Ein Höhenlungenödem tritt dagegen eher selten auf, nur bei einem von zwanzig Gipfelstürmern. Hält man sich jedoch nicht an die Regeln eines langsamen Aufstiegs, kann es mehr Bergsteiger treffen. «Wer schon einmal ein Höhenlungenödem hatte, ist dabei umso gefährdeter», sagte Maggiorini.
Grundsätzlich gilt: Jeder kann höhenkrank werden. Die beste Prophylaxe sei die Akklimatisierung, sagte Maggiorini. Man sollte nie die empfohlene Anstiegsgeschwindigkeit von 300 bis 600 Metern pro Tag überschreiten und vor der Tour möglichst viele Nächte in einer Höhe über 2500 Metern verbringen. Nur in besonderen Fällen sollte auf Medikamente zur Prophylaxe ausgewichen werden.
Früher fanden viele Bergsteiger aufgrund ungenügender Behandlungsmöglichkeiten den Tod. «Geben wir zur Behandlung etwas Kokain und Marsala, dann kommt das schon gut», ist in einem Bericht von Angelo Mosso aus dem 19. Jahrhundert zu lesen. Dies half allerdings nicht viel, der Patient wurde zwar kurzzeitig euphorisch, verstarb jedoch kurze Zeit später.

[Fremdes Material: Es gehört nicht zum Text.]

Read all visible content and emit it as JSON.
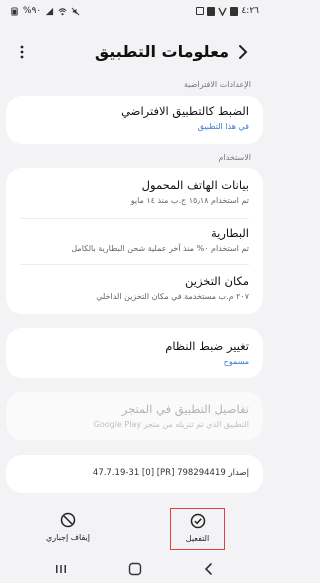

Heutzutage empfehlen Mediziner neben dem raschen Abstieg vor allem zwei Medikamente zur Behandlung der beiden Formen der Höhenkrankheit: Cortison und Viagra. Beide bewirken eine Entspannung der Blutgefässe, was den Blutfluss und somit die Sauerstoffzufuhr in die Organe erhöht. Ausserdem wirken sie Ödemen entgegen. Das Cortisonpräparat Dexamethason wird zur Behandlung der akuten Bergkrankheit eingesetzt. Da es aber sehr langsam wirkt, ist es für die Behandlung der schwereren Form, wie dem Höhenlungenödem, ungeeignet, wie Maggiorini und sein Forschungsteam herausfanden. Deshalb wird beim Höhenlungenödem auf das schnell wirkende Viagra zurückgegriffen.

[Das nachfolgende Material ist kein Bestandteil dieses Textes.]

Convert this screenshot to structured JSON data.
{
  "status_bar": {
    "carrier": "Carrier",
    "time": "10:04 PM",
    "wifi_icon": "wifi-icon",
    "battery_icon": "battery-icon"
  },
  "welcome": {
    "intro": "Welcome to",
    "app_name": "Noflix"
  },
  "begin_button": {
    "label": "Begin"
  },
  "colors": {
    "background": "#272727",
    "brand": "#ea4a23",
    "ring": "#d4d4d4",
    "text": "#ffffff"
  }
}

Schon das Ausbrechen der beiden Krankheitsformen soll jedoch möglichst verhindert werden. Ist eine Akklimatisierung aus irgendwelchen Gründen nicht möglich, kann Viagra auch als Prophylaxe gegen das Höhenlungenödem eingenommen werden. Da die Geschwindigkeit der Wirkung bei der Prophylaxe nicht so essentiell ist und Dexamethason zusätzlich noch entzündungshemmend wirkt, ist es zur Vorbeugung des Höhenlungenödems auch geeignet.
Als beste medikamentöse Prophylaxe gegen die akute Höhenkrankheit hingegen hat sich Diamox erwiesen. Es senkt den pH-Wert des Blutes und es kommt zu einer «inneren Versäuerung». Der Körper versucht dies durch eine gesteigerte Atmung zu kompensieren, um den pH-Wert wieder zu erhöhen. Die erwünschte Nebenwirkung dabei ist, dass die Sauerstoffzufuhr gefördert wird. Allerdings schmecke dann das Bier in der Hütte etwas sauer, meinte Maggiorini am Endes seines Vortrages schmunzelnd.